461

Cablegram to Canberra

Lisbon, 8 June 1976

O.LB891 SECRET PRIORITY

East Timor

For Acting Secretary; For Woolcott

We would agree with the first part of the Indonesian assessment in Paragraph 3 of O.JA7033.1 As we have stated before, Antunes and the Sixth Provisional Government are not disposed to making Indonesia’s legal problems over sovereignty in East Timor easy. If integration were recognised by the United Nations, Portugal would accept it, but not otherwise. The prisoners’ issue is seen as a separate question and not a bargaining point.2

  1. On the question of a different view being held by the Timor Cabinet, the Indonesians may not be aware of recent developments regarding the Cabinet’s status. There has been much criticism of the Cabinet, its advice to the Government, and its director, Lemos Pires, over recent months, which we have reported. In the last few weeks, Pires, Mota and Jonatas have been removed from their positions and the Cabinet moved out of the President’s Office. It is now being reconstituted with a new director (Colonel Magalhaes) within the Foreign Ministry. It has therefore come under Antunes’ control, at least for the time being.
  2. As a general comment, it is probably true that the military in the Timor Cabinet are more disposed to accepting the PGET view that the prisoners’ issue is part of the overall Timor problem and are not as concerned as the Foreign Ministry with the legal problems of sovereignty. With the above reorganisation, however, Timor policy must now be considered as residing primarily with the Foreign Ministry. In this regard, it should be noted that Antunes’ mandate as foreign minister has only a few weeks to run. The next foreign minister in the new government will be a member of the Socialist Party and in our experience the Socialist Party has not yet focussed on Timor as an issue.It is most likely then that, at least in the early weeks of the new government, Antunes’ established policy on Timor will prevail, if only because it will have to grapple with more important (in Portuguese terms) and pressing matters.
  3. It follows from the above that we doubt that there will be any major changes in Portugal’s Timor policy before the Presidential election.3 The outgoing administration and President have already refrained from taking major decisions in even the more urgent issues facing Portugal. For the Portuguese, Timor is now a relatively minor issue, largely kept alive by the emotive plight of the prisoners. For domestic political reasons the Portuguese government will continue to give at least the appearance of actively seeking the return of the prisoners, but not at the expense of abandoning their legal position over sovereignty.
  4. Portugal’s political leaders will be preoccupied through most of July with the formation of a new government. General Eanes, who is likely to be the next president, has no illusions about Portugal’s failures in Timor,4 but our impression is that, beyond expressing a wish that the prisoners’ issue be resolved as soon as possible, he is likely to leave Timor to the new foreign minister. The prospect, therefore, is for little change in Portugal’s Timor policy before Indonesia’s formal integration of Timor on 16 August.
  5. We shall be discussing Timor with the Foreign Ministry tomorrow and will report any further relevant comments.

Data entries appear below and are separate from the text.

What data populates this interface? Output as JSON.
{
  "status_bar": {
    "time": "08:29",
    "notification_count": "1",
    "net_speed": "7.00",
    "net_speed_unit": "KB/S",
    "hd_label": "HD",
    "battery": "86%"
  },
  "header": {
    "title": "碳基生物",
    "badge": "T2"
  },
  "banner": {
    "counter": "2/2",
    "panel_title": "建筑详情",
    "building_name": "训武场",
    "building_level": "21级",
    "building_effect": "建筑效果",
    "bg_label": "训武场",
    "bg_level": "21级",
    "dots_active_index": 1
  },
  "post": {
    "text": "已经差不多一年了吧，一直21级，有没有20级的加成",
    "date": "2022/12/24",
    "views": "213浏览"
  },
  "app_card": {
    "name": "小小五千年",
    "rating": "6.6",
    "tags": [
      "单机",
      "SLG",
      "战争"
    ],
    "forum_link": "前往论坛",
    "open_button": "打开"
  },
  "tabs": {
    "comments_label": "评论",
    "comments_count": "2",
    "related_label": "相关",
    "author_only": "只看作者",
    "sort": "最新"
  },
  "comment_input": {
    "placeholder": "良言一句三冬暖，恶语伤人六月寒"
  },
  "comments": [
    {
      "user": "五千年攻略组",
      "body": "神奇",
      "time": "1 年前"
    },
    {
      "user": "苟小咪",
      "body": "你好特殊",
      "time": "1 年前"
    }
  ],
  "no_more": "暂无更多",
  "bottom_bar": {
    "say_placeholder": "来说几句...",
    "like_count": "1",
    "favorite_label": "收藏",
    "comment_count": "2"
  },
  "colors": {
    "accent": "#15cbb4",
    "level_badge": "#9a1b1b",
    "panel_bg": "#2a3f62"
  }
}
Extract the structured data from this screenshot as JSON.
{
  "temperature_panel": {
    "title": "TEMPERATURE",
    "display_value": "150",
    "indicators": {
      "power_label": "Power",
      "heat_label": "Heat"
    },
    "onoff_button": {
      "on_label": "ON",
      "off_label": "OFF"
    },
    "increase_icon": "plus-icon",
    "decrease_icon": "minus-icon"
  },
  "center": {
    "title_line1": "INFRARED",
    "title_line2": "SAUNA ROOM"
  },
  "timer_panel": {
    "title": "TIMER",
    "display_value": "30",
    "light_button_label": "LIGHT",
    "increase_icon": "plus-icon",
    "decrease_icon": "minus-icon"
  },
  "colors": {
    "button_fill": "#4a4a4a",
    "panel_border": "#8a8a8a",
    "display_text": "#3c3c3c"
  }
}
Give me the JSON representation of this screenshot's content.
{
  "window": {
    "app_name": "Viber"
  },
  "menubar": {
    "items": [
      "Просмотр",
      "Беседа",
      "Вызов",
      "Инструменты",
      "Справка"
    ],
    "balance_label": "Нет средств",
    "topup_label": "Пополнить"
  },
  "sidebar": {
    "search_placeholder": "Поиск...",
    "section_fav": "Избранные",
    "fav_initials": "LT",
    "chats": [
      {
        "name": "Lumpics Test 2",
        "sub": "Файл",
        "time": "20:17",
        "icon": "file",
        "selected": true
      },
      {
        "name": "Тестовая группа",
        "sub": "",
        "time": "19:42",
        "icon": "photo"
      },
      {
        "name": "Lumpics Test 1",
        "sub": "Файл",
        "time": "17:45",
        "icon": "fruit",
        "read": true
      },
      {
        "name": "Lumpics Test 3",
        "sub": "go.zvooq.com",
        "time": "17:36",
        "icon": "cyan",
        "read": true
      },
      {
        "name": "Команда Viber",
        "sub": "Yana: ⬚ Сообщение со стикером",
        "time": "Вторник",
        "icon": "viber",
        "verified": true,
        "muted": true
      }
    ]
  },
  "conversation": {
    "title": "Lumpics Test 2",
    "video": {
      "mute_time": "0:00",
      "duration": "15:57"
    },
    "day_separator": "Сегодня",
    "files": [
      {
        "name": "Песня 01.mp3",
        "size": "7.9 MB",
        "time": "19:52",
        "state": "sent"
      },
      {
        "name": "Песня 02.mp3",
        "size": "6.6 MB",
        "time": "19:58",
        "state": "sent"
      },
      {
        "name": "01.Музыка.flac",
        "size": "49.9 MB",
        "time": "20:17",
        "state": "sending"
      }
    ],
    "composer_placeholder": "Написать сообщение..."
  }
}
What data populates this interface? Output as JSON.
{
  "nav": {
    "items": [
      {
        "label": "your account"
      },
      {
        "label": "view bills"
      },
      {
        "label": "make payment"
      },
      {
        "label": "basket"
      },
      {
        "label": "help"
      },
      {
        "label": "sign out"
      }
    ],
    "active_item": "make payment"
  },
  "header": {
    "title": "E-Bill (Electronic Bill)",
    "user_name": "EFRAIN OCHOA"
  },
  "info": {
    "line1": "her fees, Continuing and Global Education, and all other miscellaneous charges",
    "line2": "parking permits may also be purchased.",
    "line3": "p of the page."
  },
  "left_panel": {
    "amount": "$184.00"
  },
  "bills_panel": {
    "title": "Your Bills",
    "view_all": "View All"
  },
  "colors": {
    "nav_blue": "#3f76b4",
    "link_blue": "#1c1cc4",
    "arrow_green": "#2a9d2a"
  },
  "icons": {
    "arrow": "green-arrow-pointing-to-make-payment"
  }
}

[NAA: Al0005, TS202/1/l, ANNEX 3]

  • 1 3 June. This cablegram reported that an Indonesian ‘contact’ had mentioned that secret contacts were taking place between the Indonesians and the Portuguese on East Timor. According to the ‘contact’, there were two main schools of thought on East Timor within the Portuguese Government: one from the office of Antunes, the Portuguese Foreign Minister, and the other from the Timor Cabinet and General Morais da Silva. In paragraph 3, the Indonesians were reported to consider that Antunes’ office regarded the 23 Portuguese prisoners as a ‘separate issue unconnected with questions relating to recognition and so on which it sees as belonging to the United Nations’. In addition, the Indonesians were reported to believe ‘the second school of thought is prepared to view the prisoners issue as part of the overall Timor problem’. The Indonesian Government apparently had some hope ‘that a deal can be worked out which overcomes the problem (for the Indonesians) of formal Portuguese sovereignty in East Timor’.
  • 2 Cablegram LB894 (9 June) reported that Villas Boas, Assistant Director-General of Political Affairs at the Portuguese Foreign Ministry, had confirmed to the Embassy in Lisbon that the Portuguese Government viewed the question of sovereignty and the Portuguese prisoners as separate issues. Villas Boas added that ‘Portugal would never consider any bargains in which the prisoners were exchanged for Portuguese recognition of the PGET or integration’.
  • 3 27 June 1976.
  • 4 Cooper paid a courtesy call on Eanes on 3 June. According to a record of conversation prepared by Cousins, Eanes commented: ‘To anyone with good sense, no solution could have succeeded in Timor which did not take account of the views and concerns of Indonesia. No notice was taken of this, however, and Fretilin and their supporters pushed ahead to create a thorn in Indonesia’s side, which ultimately proved unacceptable and provoked the Indonesian invasion’.